Nike is readying for several major athletic events in 2014. In a call with analysts Thursday, CEO Mark Parker said Nike has introduced soccer uniforms that are using new technology to be 16 percent lighter than previous uniforms. They’re made of recycled polyester that uses the equivalent of 18 recycled water bottles in every uniform.

Western Europe revenue rose 18 percent to $1.07 billion during the quarter, with future orders up 26 percent in that region. China, which has seen slowing growth, showed signs of improvement, and Parker said he was “very encouraged” by revenue growth of 8 percent to $629 million there.

The company said it had problems in Mexico as it began using a new third-party logistics provider, leading to a shortfall of inventory at retail stores.

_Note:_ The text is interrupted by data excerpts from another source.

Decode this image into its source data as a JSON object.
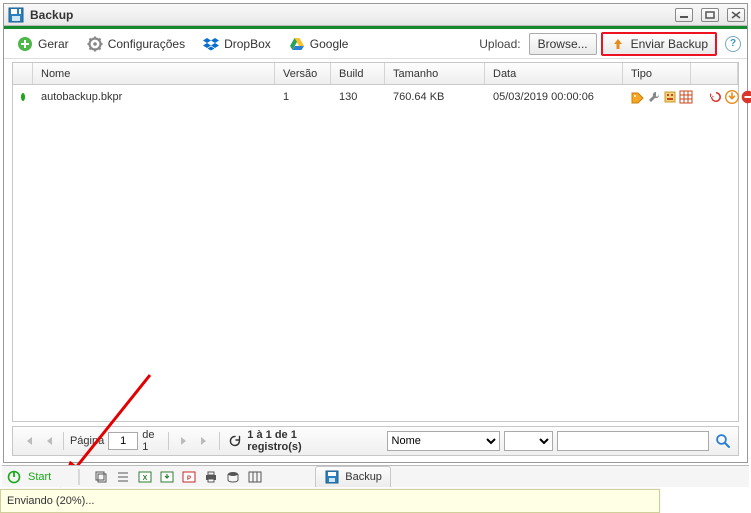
{
  "window": {
    "title": "Backup"
  },
  "toolbar": {
    "gerar": "Gerar",
    "config": "Configurações",
    "dropbox": "DropBox",
    "google": "Google",
    "upload_label": "Upload:",
    "browse": "Browse...",
    "enviar": "Enviar Backup"
  },
  "grid": {
    "headers": {
      "nome": "Nome",
      "versao": "Versão",
      "build": "Build",
      "tamanho": "Tamanho",
      "data": "Data",
      "tipo": "Tipo"
    },
    "rows": [
      {
        "nome": "autobackup.bkpr",
        "versao": "1",
        "build": "130",
        "tamanho": "760.64 KB",
        "data": "05/03/2019 00:00:06"
      }
    ]
  },
  "pager": {
    "label_pagina": "Página",
    "page": "1",
    "label_de": "de 1",
    "summary": "1 à 1 de 1 registro(s)",
    "filter_options": [
      "Nome"
    ],
    "filter_selected": "Nome"
  },
  "bottom": {
    "start": "Start",
    "backup_tab": "Backup"
  },
  "status": {
    "tooltip": "Enviando (20%)..."
  }
}
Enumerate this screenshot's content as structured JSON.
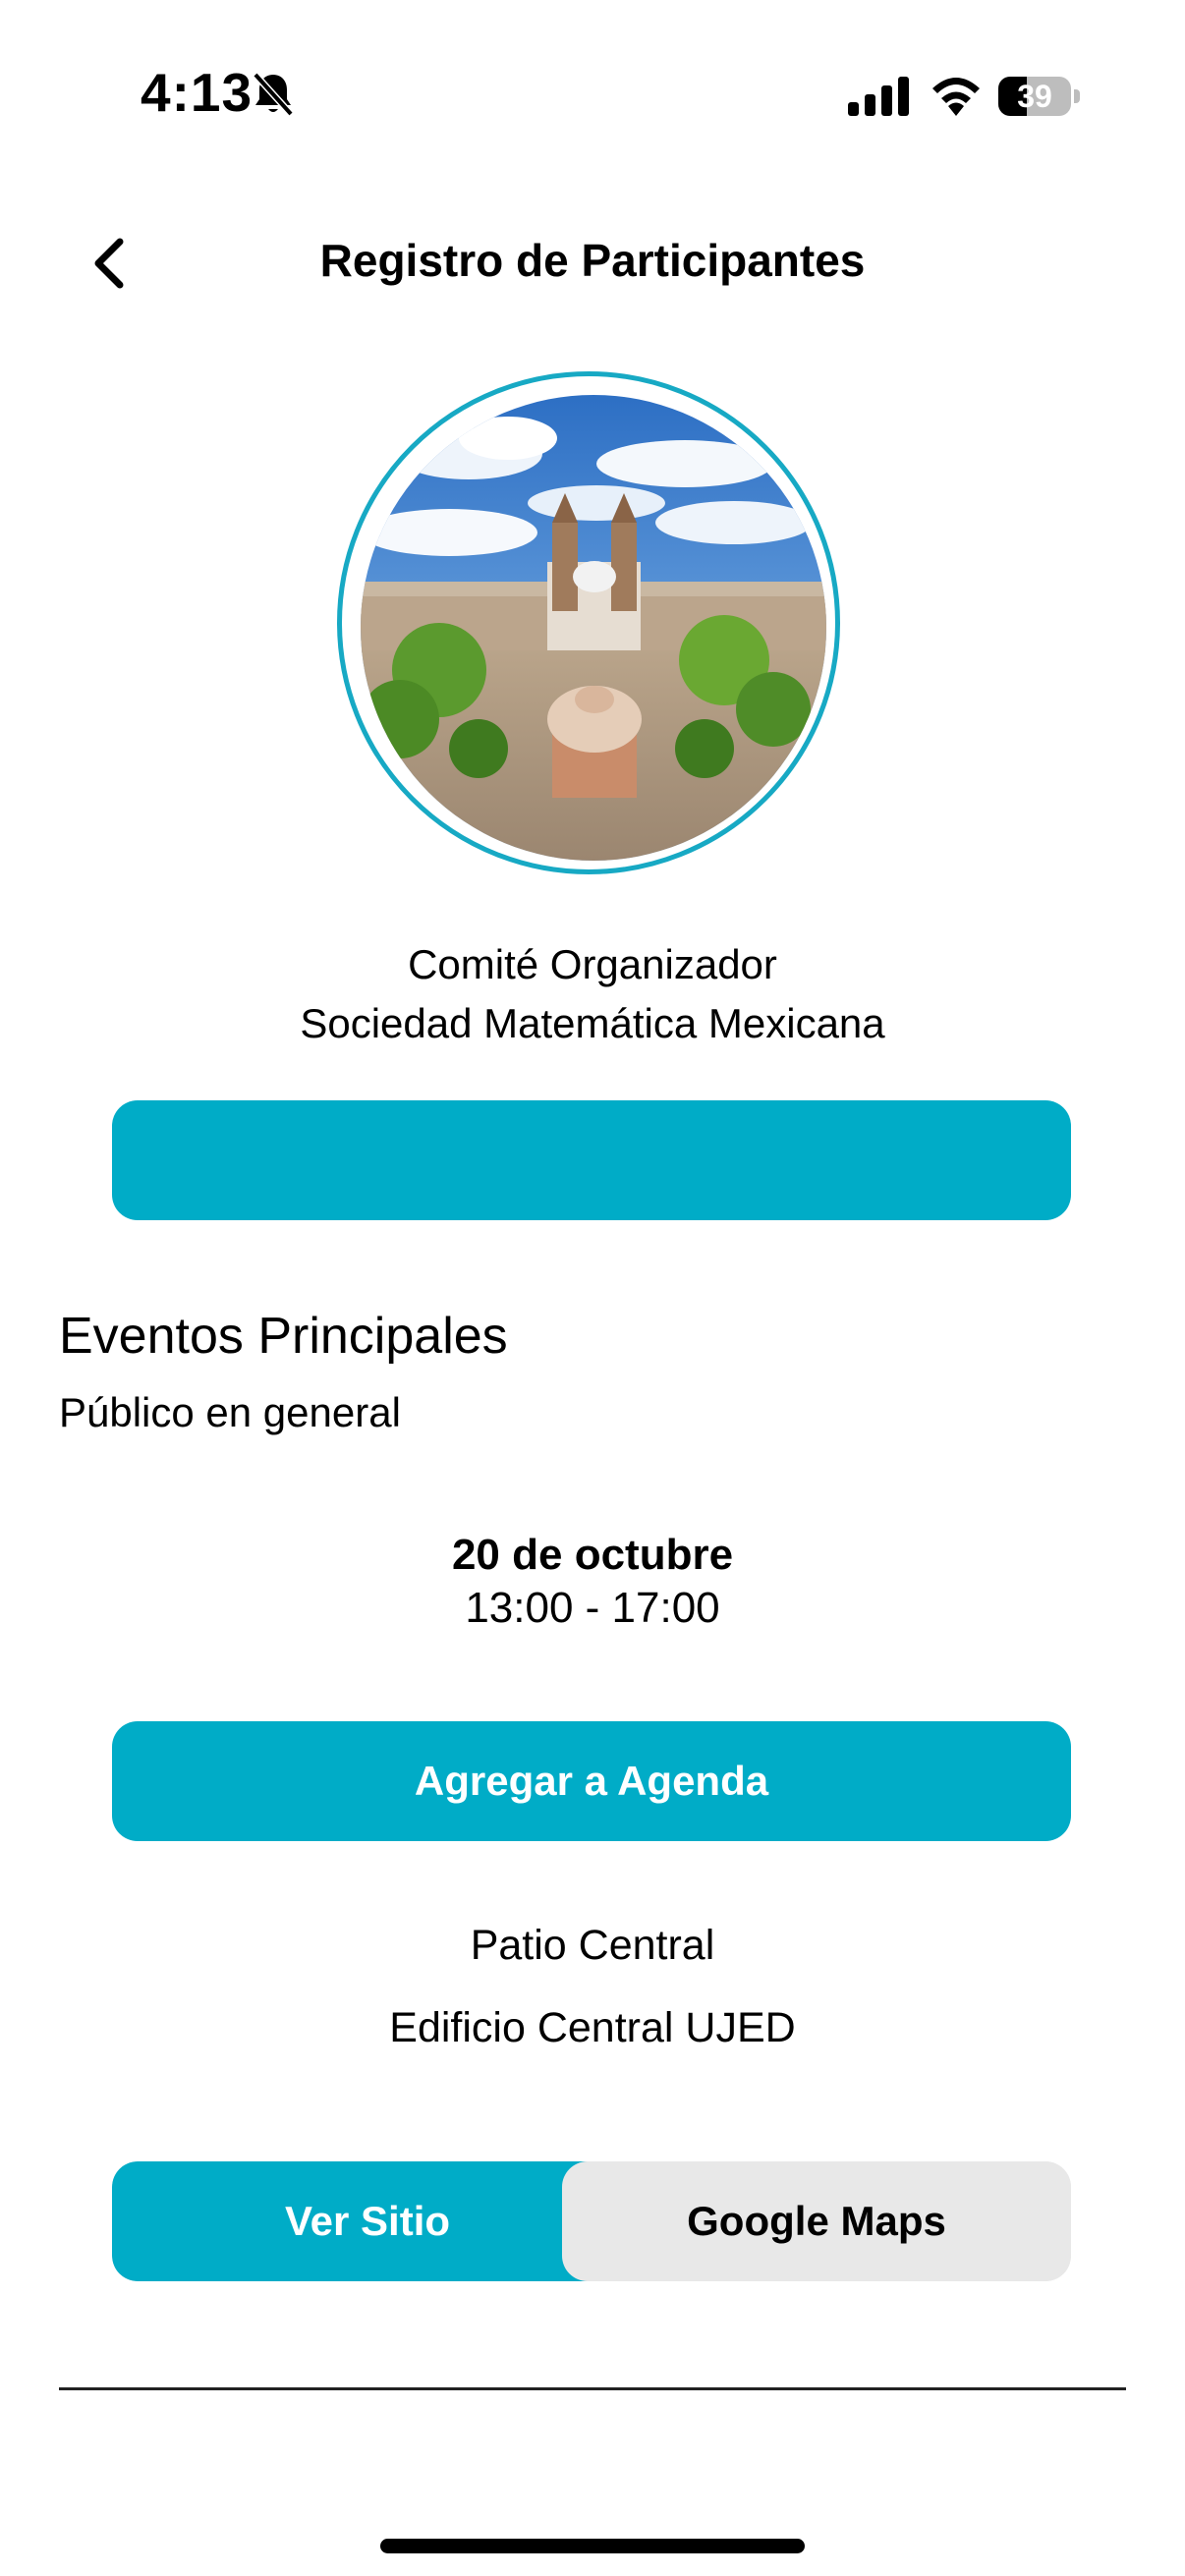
{
  "status_bar": {
    "time": "4:13",
    "battery_percent": "39",
    "battery_level": 0.39,
    "icons": [
      "bell-slash-icon",
      "cellular-signal-icon",
      "wifi-icon",
      "battery-icon"
    ]
  },
  "header": {
    "title": "Registro de Participantes",
    "back_icon": "chevron-left-icon"
  },
  "organizer": {
    "line1": "Comité Organizador",
    "line2": "Sociedad Matemática Mexicana"
  },
  "primary_button": {
    "label": ""
  },
  "section": {
    "title": "Eventos Principales",
    "subtitle": "Público en general"
  },
  "event": {
    "date": "20 de octubre",
    "hours": "13:00 - 17:00",
    "agenda_label": "Agregar a Agenda"
  },
  "location": {
    "place": "Patio Central",
    "building": "Edificio Central UJED"
  },
  "actions": {
    "site_label": "Ver Sitio",
    "maps_label": "Google Maps"
  },
  "colors": {
    "accent": "#00acc7",
    "ring": "#17a9c4",
    "segment_inactive": "#e8e8e8"
  }
}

Nike expects to be “shipping to demand” by the end of the third quarter, but it will take a few quarters to fully regain business at retail.

At the end of the quarter, worldwide future orders for Nike brand shoes and clothes scheduled to be delivered between December 2013 and April 2014 rose 12 percent year-over-year to $10.4 billion.

Net income for the three months that ended on Nov. 30 rose to $537 million, or 59 cents per share. That compares with net income of $384 million, or 57 cents per share, last year. The company, based in Beaverton, Ore., said total revenue rose 8 percent, to $6.43 billion from $5.96 billion.

Analysts expected earnings of 58 cents per share on revenue of $6.44 billion, according to FactSet.